Включать дурачка, чтобы как-то отсрочить неизбежное, не имело смысла: они с Милосердовым оба знали, какие такие вопросы могли возникнуть у Елены Владимировны, и оба же понимали, чем закончится этот вызов на ковер к начальству. Хорошо еще, если рассчитают за весь месяц, а не за две прошедшие недели, иначе еще и зубы придется положить на полку: подработкой сыт не будешь.
— Хорошо, — старательно бодро отозвался он, однако тело отнюдь не поддержало этот пыл. Ноги как будто примагничивались к металлической лестнице, вынуждая прилагать усилия для каждого нового шага, а голова стала тяжелой, чугунной, и мысли в ней окончательно скукожились, оставив лишь предчувствие неминуемости расплаты. Беда никогда не приходит одна. Уж слишком той пришелся по вкусу Дмитрий Корнилов.
Наверху, перед закрытой дверью он остановился: надо было хоть немного утихомирить расстучавшееся сердце. И ведь не в страхе, пропасть такая, завелось, а в предчувствии новой встречи с Черемухой.

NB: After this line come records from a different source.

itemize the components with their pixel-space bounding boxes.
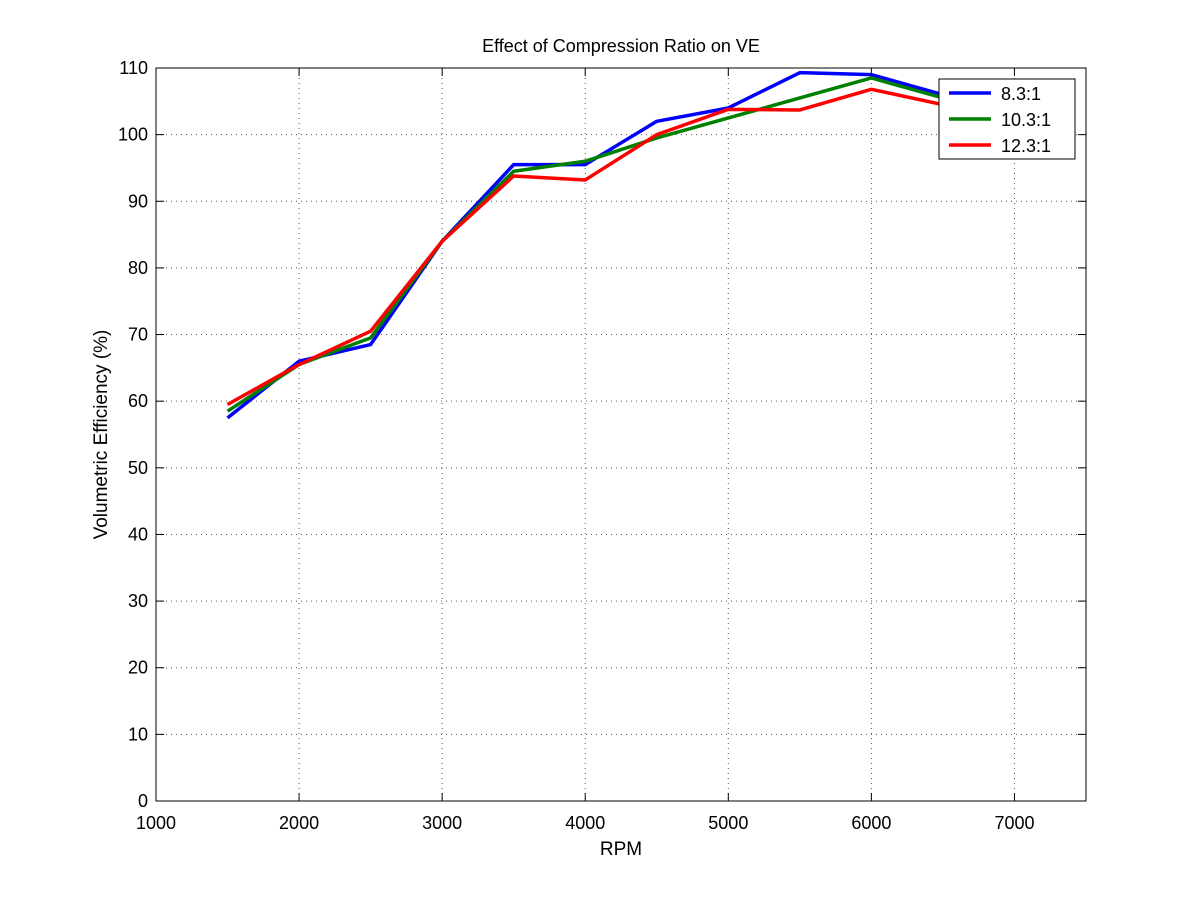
- y-tick-label: 40: [128, 524, 148, 544]
- legend-entries: 8.3:1 10.3:1 12.3:1: [949, 84, 1051, 156]
- series-line: [226, 70, 944, 420]
- legend-label: 8.3:1: [1001, 84, 1041, 104]
- y-tick-label: 80: [128, 258, 148, 278]
- x-tick-label: 6000: [851, 813, 891, 833]
- y-tick-label: 100: [118, 125, 148, 145]
- y-tick-label: 70: [128, 325, 148, 345]
- legend-label: 12.3:1: [1001, 136, 1051, 156]
- x-tick-labels: 1000 2000 3000 4000 5000 6000 7000: [136, 813, 1035, 833]
- y-tick-labels: 0 10 20 30 40 50 60 70 80 90 100 110: [118, 58, 148, 811]
- legend-label: 10.3:1: [1001, 110, 1051, 130]
- y-tick-label: 10: [128, 724, 148, 744]
- series-line: [226, 76, 944, 413]
- legend: 8.3:1 10.3:1 12.3:1: [938, 78, 1076, 160]
- plot-frame: [155, 67, 1087, 802]
- y-tick-label: 0: [138, 791, 148, 811]
- chart-title: Effect of Compression Ratio on VE: [482, 36, 760, 56]
- x-tick-label: 2000: [279, 813, 319, 833]
- axis-ticks: [155, 67, 1086, 802]
- x-tick-label: 7000: [994, 813, 1034, 833]
- y-axis-label: Volumetric Efficiency (%): [91, 330, 112, 540]
- series-lines: [226, 70, 944, 420]
- y-tick-label: 110: [119, 58, 148, 78]
- y-tick-label: 90: [128, 191, 148, 211]
- y-tick-label: 60: [128, 391, 148, 411]
- x-tick-label: 4000: [565, 813, 605, 833]
- x-tick-label: 1000: [136, 813, 176, 833]
- x-axis-label: RPM: [600, 839, 642, 860]
- y-tick-label: 20: [128, 658, 148, 678]
- x-tick-label: 3000: [422, 813, 462, 833]
- y-tick-label: 30: [128, 591, 148, 611]
- grid-lines: [156, 68, 1086, 801]
- plot-area: [156, 68, 1086, 801]
- y-tick-label: 50: [128, 458, 148, 478]
- series-line: [226, 87, 944, 407]
- x-tick-label: 5000: [708, 813, 748, 833]
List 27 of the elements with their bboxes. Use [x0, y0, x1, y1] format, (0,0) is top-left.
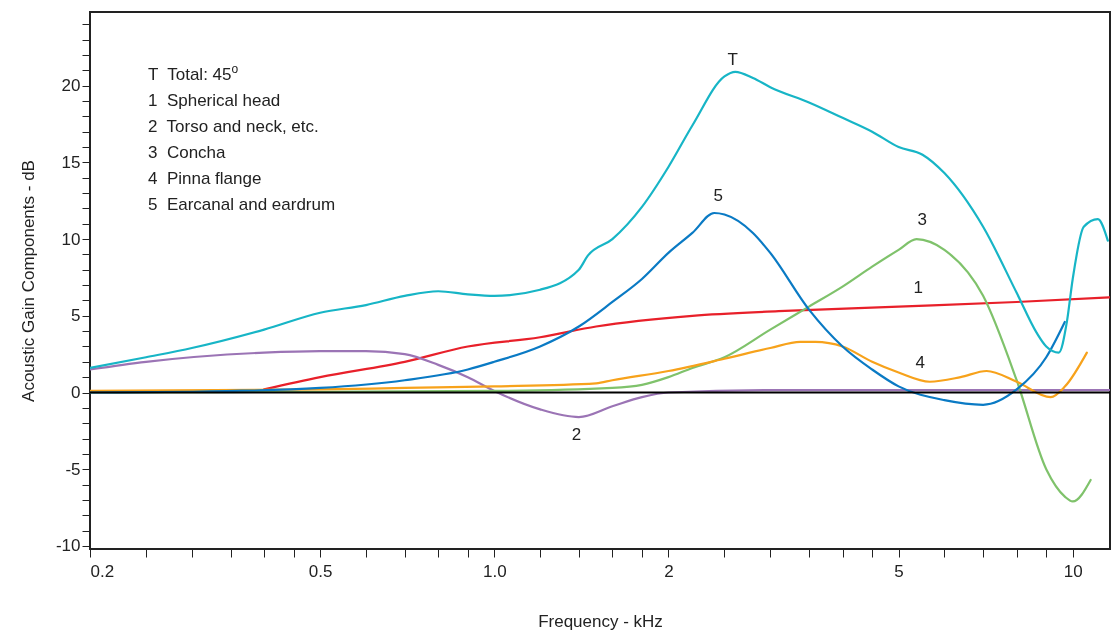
- annotation: 1 Spherical head: [148, 89, 282, 112]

Чем бы та ни закончилась, а недолгий месяц их отношений оказался слишком важен, чтобы даже сейчас выставить их за систему уравнений его и Ленкиной жизней. Девчонка, растоптавшая собственную репутацию, чтобы спасти его, Диму, — от этого ее самопожертвования и ее настоящих чувств никуда было не деться, но именно они и вытаскивали обычно из самых сложных ситуаций. И, кажется, именно их Дима и боялся больше всего лишиться, открыв эту дверь. Тогда рассчитывать уже точно будет не на что.
Разозлившись на себя за это слюнтяйство, он тряхнул головой и взялся за ручку. По прежней вахтовой привычке, где стучаться в кабинеты было не принято, Дима просто открыл дверь и шагнул внутрь. В груди клокотала уже вообще черт знает какая смесь чувств, но она в секунду улеглась, словно девятый вал перед проглянувшей на небе радугой, и только в ушах стучало как-то гулко и больно, окончательно отрезая Диму от всего остального мира и оставляя только сидевшую напротив него за столом Черемуху.